According to an embodiment, the voltage generation unit 220 may generate the second output value that is equal to the voltage of the battery. For example, the voltage generation unit 220 may generate the first output value having a magnitude corresponding to the magnitude of the voltage of the battery module 100. In addition, the voltage generation unit 220 may generate the second output value that is a difference between the voltage applied to the shunt resistor 210 and the voltage of the battery when the discharging over-current flows in the shunt resistor 210. For example, the voltage generation unit 220 may generate the second output value that is less than the magnitude of the voltage of the battery module 100 by the magnitude of the voltage applied to the shunt resistor 210 when the discharging over-current flows in the shunt resistor 210. That is, the second output value may be obtained by subtracting the magnitude of the voltage applied to the shunt resistor 210 from the voltage of the battery module 100 when the discharging over-current flows in the shunt resistor 210.

The battery management apparatus 200 may detect the discharging over-current based on the first output value and the second output value that are generated in the voltage generation unit 220.

Meanwhile, according to an embodiment, the voltage generation unit 220 may be implemented with a plurality of resistors and a plurality of switches.

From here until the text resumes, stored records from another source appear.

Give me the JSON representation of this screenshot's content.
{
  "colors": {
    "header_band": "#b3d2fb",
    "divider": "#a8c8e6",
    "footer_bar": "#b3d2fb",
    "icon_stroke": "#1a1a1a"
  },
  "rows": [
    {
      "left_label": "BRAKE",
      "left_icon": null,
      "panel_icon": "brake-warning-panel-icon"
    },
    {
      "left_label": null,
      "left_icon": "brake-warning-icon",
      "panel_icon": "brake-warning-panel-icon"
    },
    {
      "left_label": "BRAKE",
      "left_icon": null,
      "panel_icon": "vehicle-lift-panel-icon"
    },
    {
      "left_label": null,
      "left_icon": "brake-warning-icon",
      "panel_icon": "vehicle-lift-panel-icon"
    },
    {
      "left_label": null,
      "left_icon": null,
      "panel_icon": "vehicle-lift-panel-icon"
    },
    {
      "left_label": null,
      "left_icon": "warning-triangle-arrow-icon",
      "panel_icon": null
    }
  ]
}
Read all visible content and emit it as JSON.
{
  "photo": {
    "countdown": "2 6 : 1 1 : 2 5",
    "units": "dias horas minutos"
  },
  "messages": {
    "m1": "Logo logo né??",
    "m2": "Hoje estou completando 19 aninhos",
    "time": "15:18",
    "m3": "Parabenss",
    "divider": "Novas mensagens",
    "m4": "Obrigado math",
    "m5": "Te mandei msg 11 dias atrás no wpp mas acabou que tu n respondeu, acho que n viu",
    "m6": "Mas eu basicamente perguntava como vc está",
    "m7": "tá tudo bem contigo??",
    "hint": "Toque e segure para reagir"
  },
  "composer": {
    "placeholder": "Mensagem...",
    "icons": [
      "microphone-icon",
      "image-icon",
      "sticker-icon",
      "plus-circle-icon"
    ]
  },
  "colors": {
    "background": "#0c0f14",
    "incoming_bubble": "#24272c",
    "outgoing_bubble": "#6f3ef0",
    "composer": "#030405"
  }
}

For example, the plurality of switches may be any one of a negative-positive-negative (NPN)-type bipolar junction transistor (BJT), a positive-negative-positive (PNP)-type BJT, and a metal-oxide-semiconductor field-effect transistor (MOSFET).

Referring to FIG. 3, the battery management apparatus according to an embodiment disclosed herein may further include a determination unit 230 in addition to the shunt resistor 210 and the voltage generation unit 220.

The determination unit 230 may determine whether the over-current flows in the shunt resistor 210, based on the first output value and the second output value generated in the voltage generation unit 220. That is, in a situation where the charging over-current or the discharging over-current does not directly flow in the shunt resistor 210, the voltage generation unit 220 may generate the applied voltage when the charging over-current or the discharging over-current flows in the shunt resistor 210, and the determination unit 230 may receive the generated first output value and second output value and determine whether the over-current flows in the shunt resistor 210.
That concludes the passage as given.